Field | Description |
---|---|
recipe_id | cpu_inference – Identifier for the recipe |
recipe_mode | service – Used for long-running inference |
deployment_name | Custom name for the deployment |
recipe_image_uri | URI for the container image in OCIR |
recipe_node_shape | OCI shape, e.g., BM.Standard.E4.128 |
input_object_storage | Object Storage bucket mounted as input |
recipe_container_env | List of environment variables |
recipe_replica_count | Number of replicas |
recipe_container_port | Port to expose the container |
recipe_node_pool_size | Number of nodes in the pool |
recipe_node_boot_volume_size_in_gbs | Boot volume size in GB |
recipe_container_command_args | Arguments for the container command |
recipe_ephemeral_storage_size | Temporary scratch storage |
{
"recipe_id": "cpu_inference",
"recipe_mode": "service",
"deployment_name": "gemma and BME4 service",
"recipe_image_uri": "iad.ocir.io/iduyx1qnmway/corrino-devops-repository:cpu_inference_service_v0.2",
"recipe_node_shape": "BM.Standard.E4.128",
"input_object_storage": [
{
"bucket_name": "ollama-models",
"mount_location": "/models",
"volume_size_in_gbs": 20
}
],
"recipe_container_env": [
{ "key": "MODEL_NAME", "value": "gemma" },
{ "key": "PROMPT", "value": "What is the capital of France?" }
],
"recipe_replica_count": 1,
"recipe_container_port": "11434",
"recipe_node_pool_size": 1,
"recipe_node_boot_volume_size_in_gbs": 200,
"recipe_container_command_args": [
"--input_directory", "/models", "--model_name", "gemma"
],
"recipe_ephemeral_storage_size": 100
}
Once deployed, send inference requests to the model via the exposed port:
curl http://<PUBLIC_IP>:11434/api/generate -d '{
"model": "gemma",
"prompt": "What is the capital of France?",
"stream": false
}'
curl -L POST https://cpu-inference-mismistral.130-162-199-33.nip.io/api/generate \
-d '{ "model": "mistral", "prompt": "What is the capital of Germany?" }' \
| jq -r 'select(.response) | .response' | paste -sd " "

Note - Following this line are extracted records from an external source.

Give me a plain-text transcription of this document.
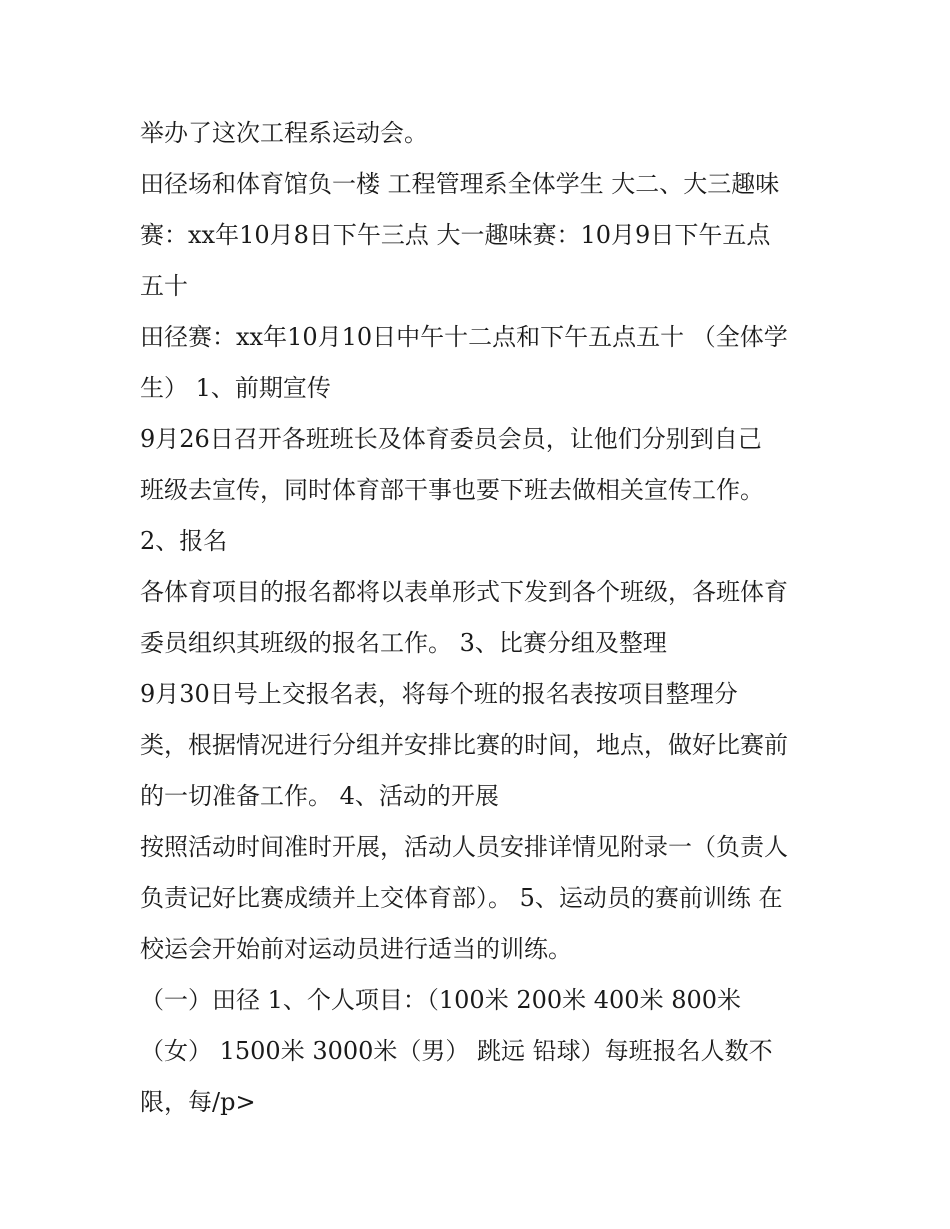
举办了这次工程系运动会。
田径场和体育馆负一楼 工程管理系全体学生 大二、大三趣味
赛：xx年10月8日下午三点 大一趣味赛：10月9日下午五点
五十
田径赛：xx年10月10日中午十二点和下午五点五十 （全体学
生） 1、前期宣传
9月26日召开各班班长及体育委员会员，让他们分别到自己
班级去宣传，同时体育部干事也要下班去做相关宣传工作。
2、报名
各体育项目的报名都将以表单形式下发到各个班级，各班体育
委员组织其班级的报名工作。 3、比赛分组及整理
9月30日号上交报名表，将每个班的报名表按项目整理分
类，根据情况进行分组并安排比赛的时间，地点，做好比赛前
的一切准备工作。 4、活动的开展
按照活动时间准时开展，活动人员安排详情见附录一（负责人
负责记好比赛成绩并上交体育部）。 5、运动员的赛前训练 在
校运会开始前对运动员进行适当的训练。
（一）田径 1、个人项目：（100米 200米 400米 800米
（女） 1500米 3000米（男） 跳远 铅球）每班报名人数不
限，每/p>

curl -L -k POST https://cpu-inference-mistral-flexe4.130-162-199-33.nip.io/api/generate \
-d '{ "model": "mistral", "prompt": "What is the capital of Germany?" }' \
| jq -r 'select(.response) | .response' | paste -sd " "
To download a model from Ollama and store it in Object Storage, use the job-mode recipe below.
Field | Description |
---|---|
recipe_id | cpu_inference – Same recipe base |
recipe_mode | job – One-time job to save a model |
deployment_name | Custom name for the saving job |
recipe_image_uri | OCIR URI of the saver image |
recipe_node_shape | Compute shape used for the job |
output_object_storage | Where to store pulled models |
recipe_container_env | Environment variables including model name |
recipe_replica_count | Set to 1 |
recipe_container_port | Typically 11434 for Ollama |
recipe_node_pool_size | Set to 1 |
recipe_node_boot_volume_size_in_gbs | Size in GB |
recipe_container_command_args | Set output directory and model name |
recipe_ephemeral_storage_size | Temporary storage |
{
"recipe_id": "cpu_inference",
"recipe_mode": "job",
"deployment_name": "gemma and BME4 saver",
"recipe_image_uri": "iad.ocir.io/iduyx1qnmway/corrino-devops-repository:cpu_inference_saver_v0.2",
"recipe_node_shape": "BM.Standard.E4.128",
"output_object_storage": [
{
"bucket_name": "ollama-models",
"mount_location": "/models",
"volume_size_in_gbs": 20
}
],
"recipe_container_env": [
{ "key": "MODEL_NAME", "value": "gemma" },
{ "key": "PROMPT", "value": "What is the capital of France?" }
],
"recipe_replica_count": 1,
"recipe_container_port": "11434",
"recipe_node_pool_size": 1,
"recipe_node_boot_volume_size_in_gbs": 200,
"recipe_container_command_args": [
"--output_directory", "/models", "--model_name", "gemma"
],
"recipe_ephemeral_storage_size": 100
}
- Ensure all OCI IAM permissions are set to allow Object Storage access.
- Confirm that bucket region and deployment region match.
- Use the job-mode recipe once to save a model, and the service-mode recipe repeatedly to serve it.